Chuck non era soltanto un ingegnere dalle grandi
capacità ma aveva anche il piglio dell'uomo
d'affari. Fu
sua ad esempio la mossa di convincere Tramiel
a spostarsi dal mercato delle calcolatrici a
quello dei Computer. Ma soprattutto possedeva
la cosiddetta "visione",
ovvero la capacità di vedere "oltre" l'immaginazione
dei suoi contemporanei. In altre parole, nel
trio Gould-Tramiel-Peddle, egli era l'unico a
conoscere ed amare realmente i Computer nella loro essenza e a non vederli
come un prodotto commerciale fabbrica-soldi ma anche come progresso
scientifico per l'umanità.
Peddle lasciò la Commodore per dissidi con Tramiel
nel 1980, più o meno in coincidenza con il lancio
del Vic-20 ma nonostante il suo abbandono, al
MOS Technology era rimasta una
ottima base di ingegneri in grado di portare
avanti nuove tecnologie.
Nel
1981 il MOS (che successivamente cambiò nome
in CSG - Commodore Semiconductor Group), intraprese
la progettazione di due Chip, uno Audio ed uno
Video, con lo scopo di venderli sul mercato dei
Coin up e delle Console per il mercato casalingo.
I due Chip però non
ebbero l'accoglienza sperata e quindi Jack Tramiel
impose di utilizzarli per un nuovo Computer Commodore,
dotato di 64K. I Chip in questione erano il Vic-II ed
il SID e
il computer, ovviamente, era il Commodore 64.
I primi propotipi furono realizzati in appena
sei settimane dagli ingegneri Robert Yannes e
Robert Rusell e presentati al mondo al CES (Consumer
Electronic Show) nel gennaio del 1982.
Se con il Vic-20 la Commodore aveva ampliato
la propria base di utenti, rafforzando ulteriormente il proprio marchio
e l'idea di qualità presso gli appassionati,
con il Commodore 64 avveniva uno scatto ulteriore
che avrebbe fatto di questa macchina il più
grande successo commerciale di tutti i tempi.
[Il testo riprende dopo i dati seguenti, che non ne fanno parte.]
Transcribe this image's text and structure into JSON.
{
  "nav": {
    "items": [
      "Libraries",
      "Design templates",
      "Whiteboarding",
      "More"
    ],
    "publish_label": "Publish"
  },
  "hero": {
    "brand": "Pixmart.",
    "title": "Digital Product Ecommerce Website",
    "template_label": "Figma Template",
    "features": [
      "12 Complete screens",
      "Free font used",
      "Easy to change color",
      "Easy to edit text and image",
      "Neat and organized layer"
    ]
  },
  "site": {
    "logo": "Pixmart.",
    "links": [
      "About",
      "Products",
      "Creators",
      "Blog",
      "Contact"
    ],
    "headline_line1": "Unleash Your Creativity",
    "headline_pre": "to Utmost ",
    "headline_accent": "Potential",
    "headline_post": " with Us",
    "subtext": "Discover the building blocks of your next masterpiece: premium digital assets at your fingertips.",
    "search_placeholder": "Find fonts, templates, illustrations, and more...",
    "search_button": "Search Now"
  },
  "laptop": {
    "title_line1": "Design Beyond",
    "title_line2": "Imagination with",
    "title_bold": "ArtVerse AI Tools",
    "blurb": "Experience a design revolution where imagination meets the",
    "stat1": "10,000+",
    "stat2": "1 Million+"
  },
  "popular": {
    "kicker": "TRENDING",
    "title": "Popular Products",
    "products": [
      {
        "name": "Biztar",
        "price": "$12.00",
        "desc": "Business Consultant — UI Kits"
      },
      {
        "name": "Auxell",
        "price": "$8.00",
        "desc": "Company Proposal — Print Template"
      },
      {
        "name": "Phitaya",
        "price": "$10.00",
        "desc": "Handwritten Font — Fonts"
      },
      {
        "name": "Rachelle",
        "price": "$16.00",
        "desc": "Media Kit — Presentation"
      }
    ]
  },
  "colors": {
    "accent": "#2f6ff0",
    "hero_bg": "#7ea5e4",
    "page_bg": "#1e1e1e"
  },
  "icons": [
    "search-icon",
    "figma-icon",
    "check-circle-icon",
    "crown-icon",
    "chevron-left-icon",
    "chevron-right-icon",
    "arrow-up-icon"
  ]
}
Sfortunatamente il gruppo di ingegneri (in primis
Bob Yannes, ma anche i dirigenti
Winterble e
Charpentier) che aveva partecipato
al progetto, con la sola eccezione
di Robert Russell, lasciò il
MOS poco dopo e questo di fatto
spazzò via ogni possibilità
che la Commodore desse un proseguimento
naturale del Commodore 64. poichè
andandosene portarono con sè
tutte le più intime ed approfondite
conoscenze sui chip utilizzati.
La macchina ad 8-Bit successiva
al C64 fu infatti il Plus4, privo
di ogni retro-compatibilità
e frutto di un nuovo gruppo di
ingegneri, capitanato da Bil
Herd, che per forza di cose ignorò quasi completamente
il lavoro dei suoi predecessori
realizzando un computer del tutto
nuovo, seppur basato sempre sull'architettura 6502.
Per il
suo prezioso lavoro, che aveva
garantito introiti stellari agli
azionisti Commodore, Yannes non
si vide assegnato alcun
riconoscimento particolare,
né economico né
di altra natura, ricavandone
una comprensibile delusione.
Jack Tramiel, allo scopo di
ottenere un piccolo vantaggio
immediato (per risparmiare
sul premio), aveva creato un
enorme svantaggio sul lungo periodo.
Nel corso della sua storia il
Management della Commodore commise
diverse volte l'errore di non
trattenere i propri cervelli
e in prospettiva futura questo
atteggiamento fu uno delle ragioni
della sua fine.
Nel 1984 anche Tramiel lasciò la Commodore per dissapori con Irvin Gould, acuiti negli ultimi tempi dal tentativo di Tramiel di sistemare i propri tre figli in punti cardine dell'azienda, situazione che Gould interpreteva come un gesto per impadronirsi della Commodore. I Tramiel acquistarono dunque l'Atari ed entrarono in concorrenza con la società che aveva fondato.
La Commodore proseguì la sua corsa mettendo sul mercato nuovi modelli, tuttavia non cessò mai la produzione del Commodore 64 fino alla fine della sua tormentata vita, nell'Aprile 1994.